Balzac's misbehaviour was, apparently, a conventional ruse to attract parental attention. His mother never thought much of him, and even named his younger brother Henry, a remarkable echo of his own name Honore, which tended to suggest that he himself was a mere failed first attempt.

According to Robb, at the end of Balzac's life, when he was 'one of the most famous living people in Europe', his works translated everywhere from Bengal to Boston, strangers on buses discussing the state of his private life as a matter of public interest, ships named after him, souvenir busts of him on sale, fan clubs formed by ladies who could name all 2000 characters in his novels, he was nevertheless 'still Mme de Balzac's little disappointment.'

Balzac's revenge was not only to portray his mother disagreeably a number of times in his work - which she never noticed - but also to make himself as big a problem, as grand a liability as he possibly could. He stayed single until he was on his deathbed, pursuing oedipal affairs with older married women. He published works held to be immoral. Above all he ran up debts of spectacular size and complexity and then appointed his mother as his financial agent so she jolly well had to take notice.

His drive for celebrity was likewise a straightforward piece of overcompensation for that emotionally deprived childhood. 'I wanted my reputation to be a beacon that would attract an angel,' he wrote. By angel he just meant woman. 'There was nothing attractive about me. I considered myself a hopeless case.'

It says much for Balzac, as a man and as a writer, that he could see things like this so clearly. All the same, that very straightforwardness of his, the larger-than- life, pre-Freudian obviousness of everything about him, makes him a trying biographical subject. He could eat this quantity of pears at once and write that many words in a day. He owned this number of identical white waistcoats and he once dodged a restaurant bill that size. The note of excess palls.

Graham Robb is inclined to the view of Balzac as the first modern writer, and leaps on any example to show his thinking was ahead of his time. When he wrote a short life of Brillat-Savarin, Balzac 'called for an international culinary language, a kind of gourmet's periodic table that would allow the same dish to be created anywhere in the world - an idea later exploited to devastating effect by McDonald's'

This becomes something of a tic. Balzac only has to express a longing to speak to a distant lover and Robb credits him with anticipating Alexander Graham Bell's patent. But even Robb, considering Balzac's belief in 'animal magnetism' or the mystic significance of hallucinations, remarks that 'his ability to seize on what would now be considered a psychological phenomenon and treat it as a transcendental truth is one of the great charms of his work.'

In other words Balzac is indeed dated, a very unmodern writer, which is probably why almost no one reads him any more except to mug up for exams. In Balzac everybody's character is written in their face, and he made the pseudo-science of physiognomy so popularly understood and respected, especially in relation to crime, that for generations the French police determined guilt by running measuring-calipers over the suspect and men were sent to the guillotine for no better reason than that their eyes were too close together. That is how dated Balzac is. Oddly it is one genuine aspect of his influence that Robb fails to mention.

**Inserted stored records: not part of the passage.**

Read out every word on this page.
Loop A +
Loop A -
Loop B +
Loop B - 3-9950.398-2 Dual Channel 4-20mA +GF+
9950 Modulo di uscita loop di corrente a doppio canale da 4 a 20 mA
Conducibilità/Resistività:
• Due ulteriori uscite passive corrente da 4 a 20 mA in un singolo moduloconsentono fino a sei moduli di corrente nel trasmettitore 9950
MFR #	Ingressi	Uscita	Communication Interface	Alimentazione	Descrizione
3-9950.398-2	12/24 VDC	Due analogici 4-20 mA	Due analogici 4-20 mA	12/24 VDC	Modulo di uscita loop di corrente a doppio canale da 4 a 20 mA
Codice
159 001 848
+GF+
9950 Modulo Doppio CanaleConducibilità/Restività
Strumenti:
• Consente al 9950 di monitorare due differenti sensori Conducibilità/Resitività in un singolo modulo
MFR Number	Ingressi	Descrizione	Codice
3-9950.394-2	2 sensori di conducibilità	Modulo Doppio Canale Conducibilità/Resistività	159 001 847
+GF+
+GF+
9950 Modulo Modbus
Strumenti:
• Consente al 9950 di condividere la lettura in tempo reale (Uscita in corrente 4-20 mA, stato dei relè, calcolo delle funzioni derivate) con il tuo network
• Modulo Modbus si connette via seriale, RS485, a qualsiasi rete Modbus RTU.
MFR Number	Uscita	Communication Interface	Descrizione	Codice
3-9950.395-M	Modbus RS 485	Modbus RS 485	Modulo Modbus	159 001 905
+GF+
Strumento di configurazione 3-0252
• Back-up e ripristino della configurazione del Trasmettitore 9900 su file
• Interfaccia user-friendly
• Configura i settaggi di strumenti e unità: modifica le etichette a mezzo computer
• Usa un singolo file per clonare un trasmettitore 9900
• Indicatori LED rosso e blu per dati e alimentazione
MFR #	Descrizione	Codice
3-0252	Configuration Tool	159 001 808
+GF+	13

Perhaps with those exams in mind, Robb devotes more effort to comment than narrative, so the book is sometimes hard to read and we never really know how Balzac became quite as famous as he did. As on Desert Island Discs, after early struggle, success just kind of suddenly arrives, helped by the fact that Balzac penned his own rave reviews in the papers, a common practice at the time.

But Robb's authorial voice is amiable, intelligent and assured. A couple of times, for a laugh, he tries a chapter-opening in Balzac's own style ('Towards the beginning of autumn in the year 1828, shortly after dawn, a young man with a large, bulbous nose . . . arrived in the courtyard of the Messageries Royale in the centre of Paris') and pretty much succeeds. One feels, in fact, that for a writer supposed to be so great, Balzac is suspiciously easy to spoof.